Back in October 2024, OpenAI announced the Realtime API, enabling developers to build low-latency, multimodal experiences in their apps. Since then, thousands of developers have used the Realtime API to build natural speech-to-speech experiences in their apps and services.
Today, OpenAI announced gpt-realtime, its most advanced speech-to-speech model that is better at following complex instructions, calling tools with a lower error rate, and generating speech that is more natural and expressive. OpenAI claims that this new model is better at interpreting system messages and developer prompts.
When the Realtime API was launched last year, it came with 6 different voices, and later two more were added. Today, OpenAI is announcing two new voices: Marin and Cedar. Along with the new voices, the existing 6 voices have also been updated to make them sound more natural.
OpenAI mentioned that this new gpt-realtime model can better understand audio with greater accuracy, and it performs better on benchmarks as well:
- Big Bench Audio: gpt-realtime scored 82.8% accuracy, beating the previous realtime model from December 2024, which scored 65.6%.
- MultiChallenge audio benchmark: gpt-realtime scored 30.5%, a significant improvement over the previous model from December 2024, which scored 20.6%.
- ComplexFuncBench audio eval: gpt-realtime scored 66.5%, while the previous model from December 2024 scored 49.7%.
In addition to the new model and voices, OpenAI also announced several updates to the API. The Realtime API now supports remote MCP servers, image inputs, and phone calling through Session Initiation Protocol (SIP). Finally, developers can now save and reuse prompts.
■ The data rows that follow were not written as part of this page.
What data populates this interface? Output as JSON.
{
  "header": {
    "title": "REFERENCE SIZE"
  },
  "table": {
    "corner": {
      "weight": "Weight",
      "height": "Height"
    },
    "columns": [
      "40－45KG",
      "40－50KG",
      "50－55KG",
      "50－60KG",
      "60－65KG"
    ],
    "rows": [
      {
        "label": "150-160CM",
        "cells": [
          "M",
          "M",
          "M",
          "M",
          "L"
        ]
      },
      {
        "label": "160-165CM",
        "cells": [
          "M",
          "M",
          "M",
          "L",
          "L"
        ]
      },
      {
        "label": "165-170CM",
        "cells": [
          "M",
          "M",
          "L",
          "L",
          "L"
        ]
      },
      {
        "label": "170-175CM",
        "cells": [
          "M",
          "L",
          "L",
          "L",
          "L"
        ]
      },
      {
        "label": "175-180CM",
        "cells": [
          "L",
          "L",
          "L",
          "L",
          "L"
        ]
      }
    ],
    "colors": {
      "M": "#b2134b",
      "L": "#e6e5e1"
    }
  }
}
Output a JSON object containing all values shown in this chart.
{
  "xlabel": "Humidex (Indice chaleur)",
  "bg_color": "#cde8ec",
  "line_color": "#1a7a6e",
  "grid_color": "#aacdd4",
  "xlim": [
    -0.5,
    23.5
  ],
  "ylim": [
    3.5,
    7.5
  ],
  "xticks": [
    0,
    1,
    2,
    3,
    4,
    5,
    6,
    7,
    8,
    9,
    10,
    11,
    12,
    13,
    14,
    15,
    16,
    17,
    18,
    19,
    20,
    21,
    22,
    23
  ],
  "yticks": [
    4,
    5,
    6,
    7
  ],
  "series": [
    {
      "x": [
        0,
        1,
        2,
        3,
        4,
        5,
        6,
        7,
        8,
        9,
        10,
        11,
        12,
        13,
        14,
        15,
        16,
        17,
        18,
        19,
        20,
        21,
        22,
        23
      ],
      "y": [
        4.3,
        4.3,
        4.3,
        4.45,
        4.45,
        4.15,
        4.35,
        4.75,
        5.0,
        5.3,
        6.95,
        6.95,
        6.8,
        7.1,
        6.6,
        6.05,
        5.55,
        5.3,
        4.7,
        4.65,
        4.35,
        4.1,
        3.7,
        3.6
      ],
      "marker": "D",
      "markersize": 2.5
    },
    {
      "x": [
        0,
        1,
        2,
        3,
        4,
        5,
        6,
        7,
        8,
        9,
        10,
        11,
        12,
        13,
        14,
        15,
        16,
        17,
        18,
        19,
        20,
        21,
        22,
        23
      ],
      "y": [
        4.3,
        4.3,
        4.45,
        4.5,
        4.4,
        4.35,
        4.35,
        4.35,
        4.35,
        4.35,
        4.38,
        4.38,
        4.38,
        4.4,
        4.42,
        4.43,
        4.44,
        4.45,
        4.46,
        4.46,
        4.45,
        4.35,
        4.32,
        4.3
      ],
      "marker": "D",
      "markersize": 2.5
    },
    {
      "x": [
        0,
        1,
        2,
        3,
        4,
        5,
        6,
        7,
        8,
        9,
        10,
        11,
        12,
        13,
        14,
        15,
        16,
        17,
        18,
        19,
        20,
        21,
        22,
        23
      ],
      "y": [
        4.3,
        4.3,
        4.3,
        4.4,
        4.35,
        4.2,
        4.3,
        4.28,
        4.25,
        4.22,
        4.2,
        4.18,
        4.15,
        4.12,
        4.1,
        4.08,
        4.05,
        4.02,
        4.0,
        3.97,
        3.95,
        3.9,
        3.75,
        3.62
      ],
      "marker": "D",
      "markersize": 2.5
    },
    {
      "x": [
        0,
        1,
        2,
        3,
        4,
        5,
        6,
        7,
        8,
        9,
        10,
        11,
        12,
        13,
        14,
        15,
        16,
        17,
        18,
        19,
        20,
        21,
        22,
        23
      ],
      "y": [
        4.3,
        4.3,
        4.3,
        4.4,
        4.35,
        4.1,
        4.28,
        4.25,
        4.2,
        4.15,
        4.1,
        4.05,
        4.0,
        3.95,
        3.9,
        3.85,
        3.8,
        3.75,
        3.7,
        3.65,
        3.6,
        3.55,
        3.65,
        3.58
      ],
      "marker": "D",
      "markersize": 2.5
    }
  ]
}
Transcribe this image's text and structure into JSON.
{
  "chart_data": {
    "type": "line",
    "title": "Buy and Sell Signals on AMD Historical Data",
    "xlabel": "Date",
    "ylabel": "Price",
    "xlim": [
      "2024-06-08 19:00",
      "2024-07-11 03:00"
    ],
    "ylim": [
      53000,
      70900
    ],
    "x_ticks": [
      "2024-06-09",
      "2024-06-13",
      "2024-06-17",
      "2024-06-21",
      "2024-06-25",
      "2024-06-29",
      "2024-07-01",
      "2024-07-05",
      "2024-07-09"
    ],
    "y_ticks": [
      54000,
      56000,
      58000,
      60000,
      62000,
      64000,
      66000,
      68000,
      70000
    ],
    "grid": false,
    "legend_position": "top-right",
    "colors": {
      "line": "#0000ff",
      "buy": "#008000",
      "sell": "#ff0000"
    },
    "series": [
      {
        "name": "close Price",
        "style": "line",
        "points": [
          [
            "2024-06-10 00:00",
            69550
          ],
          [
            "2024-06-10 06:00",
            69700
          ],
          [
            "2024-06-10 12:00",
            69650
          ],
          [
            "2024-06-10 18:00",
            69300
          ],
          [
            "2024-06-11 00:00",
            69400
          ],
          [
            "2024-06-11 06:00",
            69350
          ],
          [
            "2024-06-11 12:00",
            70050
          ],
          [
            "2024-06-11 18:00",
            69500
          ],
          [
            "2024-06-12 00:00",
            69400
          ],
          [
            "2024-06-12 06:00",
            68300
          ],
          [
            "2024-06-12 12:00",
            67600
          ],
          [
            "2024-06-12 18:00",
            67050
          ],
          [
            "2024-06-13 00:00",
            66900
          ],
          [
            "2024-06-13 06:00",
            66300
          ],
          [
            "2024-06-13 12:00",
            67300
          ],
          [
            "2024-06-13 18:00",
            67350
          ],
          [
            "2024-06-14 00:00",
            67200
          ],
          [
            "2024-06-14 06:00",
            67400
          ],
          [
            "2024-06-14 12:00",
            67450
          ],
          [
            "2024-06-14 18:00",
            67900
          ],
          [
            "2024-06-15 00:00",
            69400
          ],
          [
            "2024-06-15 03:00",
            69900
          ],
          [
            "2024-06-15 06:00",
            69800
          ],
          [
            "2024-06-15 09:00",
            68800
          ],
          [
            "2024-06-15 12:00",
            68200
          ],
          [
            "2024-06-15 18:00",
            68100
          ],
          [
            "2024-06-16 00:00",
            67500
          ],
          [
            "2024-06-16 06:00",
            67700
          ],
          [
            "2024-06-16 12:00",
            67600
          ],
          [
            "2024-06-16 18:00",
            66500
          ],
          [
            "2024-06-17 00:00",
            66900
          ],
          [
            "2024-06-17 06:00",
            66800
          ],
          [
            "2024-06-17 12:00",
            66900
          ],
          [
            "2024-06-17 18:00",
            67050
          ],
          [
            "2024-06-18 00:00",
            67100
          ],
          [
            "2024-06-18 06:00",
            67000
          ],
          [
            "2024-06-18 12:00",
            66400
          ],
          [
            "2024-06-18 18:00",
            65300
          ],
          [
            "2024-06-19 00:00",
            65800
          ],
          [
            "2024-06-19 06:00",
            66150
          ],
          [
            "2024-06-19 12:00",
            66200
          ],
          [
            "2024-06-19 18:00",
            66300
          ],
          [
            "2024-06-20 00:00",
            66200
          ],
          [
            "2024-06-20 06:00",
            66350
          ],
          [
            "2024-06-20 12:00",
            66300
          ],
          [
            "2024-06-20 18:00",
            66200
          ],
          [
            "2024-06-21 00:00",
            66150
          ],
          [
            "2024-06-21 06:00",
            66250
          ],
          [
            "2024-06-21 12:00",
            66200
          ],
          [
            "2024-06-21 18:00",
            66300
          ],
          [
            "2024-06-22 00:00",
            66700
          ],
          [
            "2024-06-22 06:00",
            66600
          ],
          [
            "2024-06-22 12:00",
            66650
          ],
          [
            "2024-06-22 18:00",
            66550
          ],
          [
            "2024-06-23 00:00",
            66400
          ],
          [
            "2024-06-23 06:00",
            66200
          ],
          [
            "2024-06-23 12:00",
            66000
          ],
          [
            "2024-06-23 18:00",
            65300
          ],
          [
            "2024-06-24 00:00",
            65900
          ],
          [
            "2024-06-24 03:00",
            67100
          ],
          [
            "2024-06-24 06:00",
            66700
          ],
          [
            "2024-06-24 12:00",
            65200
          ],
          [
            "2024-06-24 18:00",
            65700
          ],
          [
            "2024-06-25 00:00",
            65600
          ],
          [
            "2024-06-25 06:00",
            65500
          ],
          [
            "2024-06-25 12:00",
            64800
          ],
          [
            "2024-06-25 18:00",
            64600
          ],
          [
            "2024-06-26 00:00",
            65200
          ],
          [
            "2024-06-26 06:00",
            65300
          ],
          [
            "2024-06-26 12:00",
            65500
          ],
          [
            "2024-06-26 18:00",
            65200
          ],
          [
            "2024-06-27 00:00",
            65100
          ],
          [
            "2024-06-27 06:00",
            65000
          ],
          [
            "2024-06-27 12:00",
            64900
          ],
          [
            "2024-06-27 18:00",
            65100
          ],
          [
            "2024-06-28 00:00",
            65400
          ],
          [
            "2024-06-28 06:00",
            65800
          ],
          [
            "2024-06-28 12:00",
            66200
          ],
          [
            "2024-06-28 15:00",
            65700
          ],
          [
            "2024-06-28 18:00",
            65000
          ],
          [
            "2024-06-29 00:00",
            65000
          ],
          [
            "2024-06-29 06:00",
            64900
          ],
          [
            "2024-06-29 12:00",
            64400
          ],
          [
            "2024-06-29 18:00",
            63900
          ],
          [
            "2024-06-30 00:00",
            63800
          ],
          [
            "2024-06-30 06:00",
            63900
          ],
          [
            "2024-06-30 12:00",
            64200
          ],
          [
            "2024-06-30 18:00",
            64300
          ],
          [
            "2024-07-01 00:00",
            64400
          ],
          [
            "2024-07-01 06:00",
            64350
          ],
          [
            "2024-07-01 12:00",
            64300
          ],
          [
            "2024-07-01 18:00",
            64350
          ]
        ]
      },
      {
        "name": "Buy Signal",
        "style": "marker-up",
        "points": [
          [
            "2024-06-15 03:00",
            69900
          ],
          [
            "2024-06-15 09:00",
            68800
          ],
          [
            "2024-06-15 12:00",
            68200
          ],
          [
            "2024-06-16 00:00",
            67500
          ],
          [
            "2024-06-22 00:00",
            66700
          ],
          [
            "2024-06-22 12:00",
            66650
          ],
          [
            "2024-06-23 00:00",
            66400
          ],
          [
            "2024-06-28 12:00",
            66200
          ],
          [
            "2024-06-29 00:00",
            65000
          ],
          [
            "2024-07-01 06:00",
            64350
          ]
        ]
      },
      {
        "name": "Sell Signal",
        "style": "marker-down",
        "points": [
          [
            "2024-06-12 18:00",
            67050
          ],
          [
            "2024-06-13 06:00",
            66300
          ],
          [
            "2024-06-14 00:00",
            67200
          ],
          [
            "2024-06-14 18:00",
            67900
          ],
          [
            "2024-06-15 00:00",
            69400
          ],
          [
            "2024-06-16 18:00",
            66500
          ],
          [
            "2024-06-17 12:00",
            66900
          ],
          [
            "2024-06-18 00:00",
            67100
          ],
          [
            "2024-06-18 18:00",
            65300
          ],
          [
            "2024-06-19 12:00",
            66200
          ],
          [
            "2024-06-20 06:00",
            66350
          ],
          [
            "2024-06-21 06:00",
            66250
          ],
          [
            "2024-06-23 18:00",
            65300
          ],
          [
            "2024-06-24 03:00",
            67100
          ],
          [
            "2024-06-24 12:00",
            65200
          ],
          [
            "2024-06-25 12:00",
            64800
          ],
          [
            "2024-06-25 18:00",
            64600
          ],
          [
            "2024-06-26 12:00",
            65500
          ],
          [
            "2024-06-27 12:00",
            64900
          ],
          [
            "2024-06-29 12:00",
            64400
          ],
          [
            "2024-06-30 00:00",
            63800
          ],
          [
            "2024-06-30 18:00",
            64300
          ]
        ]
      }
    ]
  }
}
Despite these improvements, OpenAI has reduced the price of the Realtime API. The new gpt-realtime API is 20% cheaper when compared to gpt-4o-realtime-preview at $32 / 1M audio input tokens ($0.40 for cached input tokens) and $64 / 1M audio output tokens.
With these meaningful performance improvements and a surprising price drop, OpenAI is positioning gpt-realtime as a compelling choice for developers building the next generation of voice-first experiences.